Orange Tuiles

Orange tuiles are a fantastic way to dress up any dessert. They are buttery, crunchy and elegant. My friend and mentor Morgan Larsson shared this recipe with me many years ago. He is an incredible pastry chef and a fantastic person. Thank you Morgan!

The Recipe

by volume                                                           by weight

3½ tablespoons melted butter              50 g melted butter

3 tablespoons orange juice                      50 g orange juice

1/4 cup sugar                                                   50 g sugar

1/4 cup brown sugar                                    50 g light brown sugar

7 tablespoons all purpose flour              50 g all purpose flour



Melt the butter over low heat just until completely liquid and remove from the heat. Stir in sugar and brown sugar.

Add the orange juice and mix to combine.

Finally, add the flour and mix until the batter is smooth. (I use a whisk to make sure there are no lumps.)

At this point the mixture is thick but still flows in the pan. Let it cool completely until it holds its shape.

A template is the best way to make orange tuiles in the shape you desire. Here is a template made by tracing a circle in the desired size on the lid of a plastic container and cutting it out. ( Many lids get used in professional kitchens for just this purpose!) You could also make triangles and rectangles depending on your purpose.

Preheat the oven to 350F. When the batter is firm use a small offset spatula (one of the 10 tools I can’t live without!) to spread the batter evenly over the template on a piece of parchment or a silicone baking mat and then remove.

This will make a very thin layer of batter. Repeat. You can only shape so many of these at a time when they come out of the oven so plan accordingly. Bake for approximately 7 minutes until the surface is bubbly and golden.

You will need to let the orange tuiles set for a moment or two before you are able to move them. Don’t panic and try to move them too soon. You will be able to pick them up with the offset spatula when they are ready.

To make a traditional tile shape, drape the cookie over a narrow rolling pin or a dowel and let cool.

The tiles are crisp when they are cool and will hold any shape you give them. If the tuiles crisp up too quickly and you aren’t able to shape them all, simply put them back in the oven for 30 seconds or so and they will regain their flexibility. It is better, however, to learn how many you can shape at a time — 6 is about my limit!
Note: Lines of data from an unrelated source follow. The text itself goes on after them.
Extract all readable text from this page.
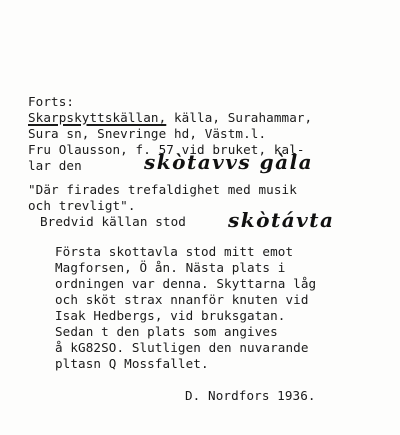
Forts:
Skarpskyttskällan, källa, Surahammar,
Sura sn, Snevringe hd, Västm.l.
Fru Olausson, f. 57 vid bruket, kal-
lar den	skòtavvs gàla
"Där firades trefaldighet med musik
och trevligt".
Bredvid källan stod skòtávta
Första skottavla stod mitt emot
Magforsen, Ö ån. Nästa plats i
ordningen var denna. Skyttarna låg
och sköt strax nnanför knuten vid
Isak Hedbergs, vid bruksgatan.
Sedan t den plats som angives
å kG82SO. Slutligen den nuvarande
pltasn Q Mossfallet.
D. Nordfors 1936.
You can simply leave them flat, shape them traditionally, make baskets by shaping over the back side of a bowl or muffin tin, or roll them into cigarettes.

,You can make spirals by baking a rectangle of tuile batter and then cutting it into strips (with a well oiled knife and some patience!) Wrap the warm strips around a chopstick or a wooden spoon handle and let cool. Also, you can cut wider strips and wrap around a small jar or cookie cutter to make cylinders. The possibilities are endless. Finally, any that break? Crunch them up and sprinkle on ice cream!